Beitragvon Die Weisen » Mittwoch 5. November 2014, 21:03

Würdevoll schritt Etra durch die Hallen, der kleinen Kapelle, die ihrer Göttin, Nayru, gewidmet war. Sie ging die Schritte, die sie seit kleinauf gegangen war um die Sachen zu tun, die sie seit kleinauf getan hatte. Es war kein Wunder, dass dabei Würde ausstrahlte. Sie selber würde es Eintönigkeit bezeichnen, doch das sahen die anderen Priester und Nonnen anders. Nicht umsonst war sie neben dem Vorsteher des Klosters die wichtigste Person. Als oberste Priesterin des Klosters oblag ihr, wie allen obersten Priestern zuvor, jeden Tag die Morgenmesse zu halten, sowie die heiligen Messen, welche über das ganze Jahr verteilt waren.

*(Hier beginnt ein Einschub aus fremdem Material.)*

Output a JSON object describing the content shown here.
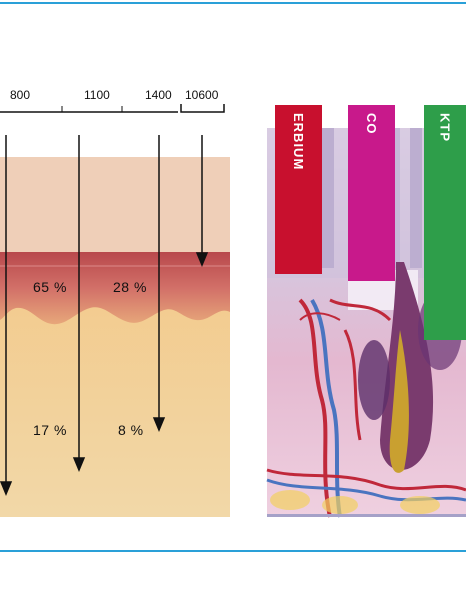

Ansonsten würde sie sich wieder in ihre Studien vertiefen. Was anderes konnte sie hier auch nicht wirklich erfreuen. Wie der Zufall es so wollte, gab es hier eine riesige Bibliothek, vermutlich eine der bestgehütesten und ausführlichsten Bibliotheken über die Göttin Nayru, Magie und Geschichte die es in der Proinz Hylia gab. Zwar lag das Kloster abgelegen vom Leben, doch Etra war deshalb nicht weltfremd und wusste, dass Wissen heutzutage kaum noch was galt.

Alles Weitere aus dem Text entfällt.